The QED investment comes from an oversubscribed $1.05 billion fund the firm announced in September. That fund was divided between a $550 million early-stage fund and a $500 million growth-stage fund. At the time, QED said the fund — the firm’s seventh overall — would be used to invest in fintech companies around the world.

The Alexandria firm, led by Capital One Financial Corp. (NYSE: COF) co-founder Nigel Morris, said it was entering Africa earlier this year when it brought on Gbenga Ajayi and Chidinma Iwueke to lead its investments on the continent. In the last two years, QED has brought on numerous hires to expand its reach to international markets, including Southeast Asia and Latin America in addition to Africa.

Ajayi said in a statement the firm’s funding of TeamApt will be “profoundly impactful” because it will expand the financial capability of merchants in Nigeria and beyond.
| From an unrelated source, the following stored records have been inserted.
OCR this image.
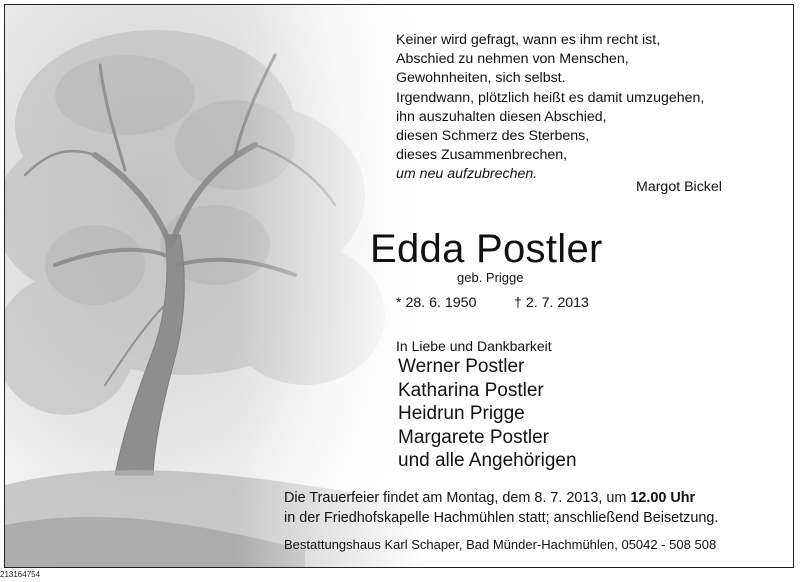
Keiner wird gefragt, wann es ihm recht ist,
Abschied zu nehmen von Menschen,
Gewohnheiten, sich selbst.
Irgendwann, plötzlich heißt es damit umzugehen,
ihn auszuhalten diesen Abschied,
diesen Schmerz des Sterbens,
dieses Zusammenbrechen,
um neu aufzubrechen.
Margot Bickel
Edda Postler
geb. Prigge
* 28. 6. 1950	† 2. 7. 2013
In Liebe und Dankbarkeit
Werner Postler
Katharina Postler
Heidrun Prigge
Margarete Postler
und alle Angehörigen
Die Trauerfeier findet am Montag, dem 8. 7. 2013, um 12.00 Uhr
in der Friedhofskapelle Hachmühlen statt; anschließend Beisetzung.
Bestattungshaus Karl Schaper, Bad Münder-Hachmühlen, 05042 - 508 508
213164754
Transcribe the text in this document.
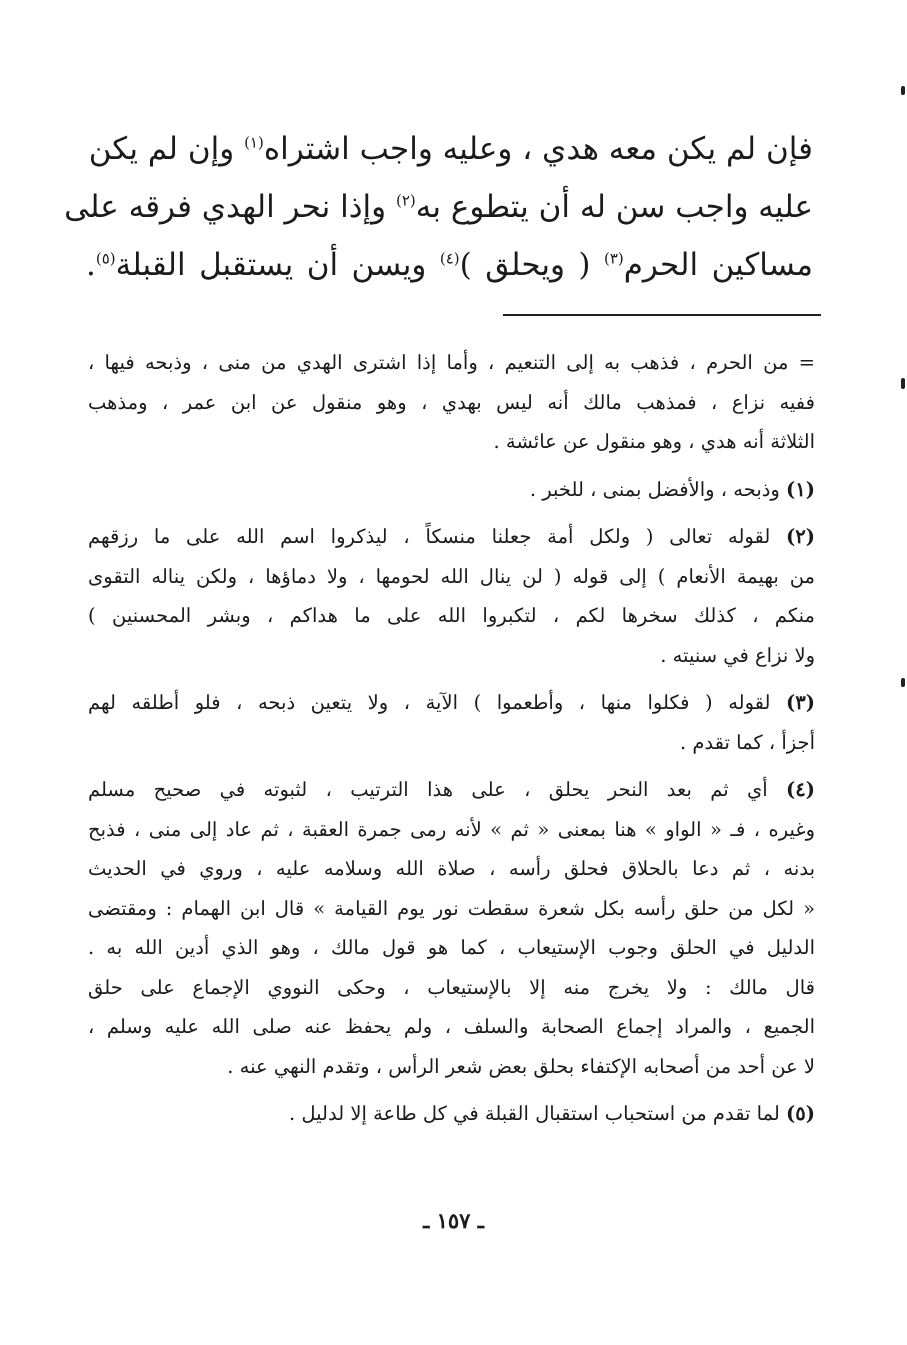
فإن لم يكن معه هدي ، وعليه واجب اشتراه$^{(١)}$ وإن لم يكن
عليه واجب سن له أن يتطوع به$^{(٢)}$ وإذا نحر الهدي فرقه على
مساكين الحرم$^{(٣)}$ ( ويحلق )$^{(٤)}$ ويسن أن يستقبل القبلة$^{(٥)}$.
= من الحرم ، فذهب به إلى التنعيم ، وأما إذا اشترى الهدي من منى ، وذبحه فيها ،
ففيه نزاع ، فمذهب مالك أنه ليس بهدي ، وهو منقول عن ابن عمر ، ومذهب
الثلاثة أنه هدي ، وهو منقول عن عائشة .
(١) وذبحه ، والأفضل بمنى ، للخبر .
(٢) لقوله تعالى ( ولكل أمة جعلنا منسكاً ، ليذكروا اسم الله على ما رزقهم
من بهيمة الأنعام ) إلى قوله ( لن ينال الله لحومها ، ولا دماؤها ، ولكن يناله التقوى
منكم ، كذلك سخرها لكم ، لتكبروا الله على ما هداكم ، وبشر المحسنين )
ولا نزاع في سنيته .
(٣) لقوله ( فكلوا منها ، وأطعموا ) الآية ، ولا يتعين ذبحه ، فلو أطلقه لهم
أجزأ ، كما تقدم .
(٤) أي ثم بعد النحر يحلق ، على هذا الترتيب ، لثبوته في صحيح مسلم
وغيره ، فـ « الواو » هنا بمعنى « ثم » لأنه رمى جمرة العقبة ، ثم عاد إلى منى ، فذبح
بدنه ، ثم دعا بالحلاق فحلق رأسه ، صلاة الله وسلامه عليه ، وروي في الحديث
« لكل من حلق رأسه بكل شعرة سقطت نور يوم القيامة » قال ابن الهمام : ومقتضى
الدليل في الحلق وجوب الإستيعاب ، كما هو قول مالك ، وهو الذي أدين الله به .
قال مالك : ولا يخرج منه إلا بالإستيعاب ، وحكى النووي الإجماع على حلق
الجميع ، والمراد إجماع الصحابة والسلف ، ولم يحفظ عنه صلى الله عليه وسلم ،
لا عن أحد من أصحابه الإكتفاء بحلق بعض شعر الرأس ، وتقدم النهي عنه .
(٥) لما تقدم من استحباب استقبال القبلة في كل طاعة إلا لدليل .
ـ ١٥٧ ـ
QED invests solely in fintech firms. Morris told the Washington Business Journal in an interview last month the Covid-19 pandemic has only accelerated the need for services financial technology companies provide, including offerings like buy-now/pay-later and earned wage access — products he said traditional banks are not meeting.

Since launching QED 15 years ago, Morris has overseen investments in 180 portfolio companies across 14 countries, of which 27 companies have gone on to become unicorns — private companies with valuations of more than $1 billion. Prominent investments include Credit Karma, which was bought by Intuit Inc. in 2020 for $8.1 billion, the online bank SoFi Technologies Inc., which went public in 2021, and Klarna, the Swedish buy-now/pay-later lender.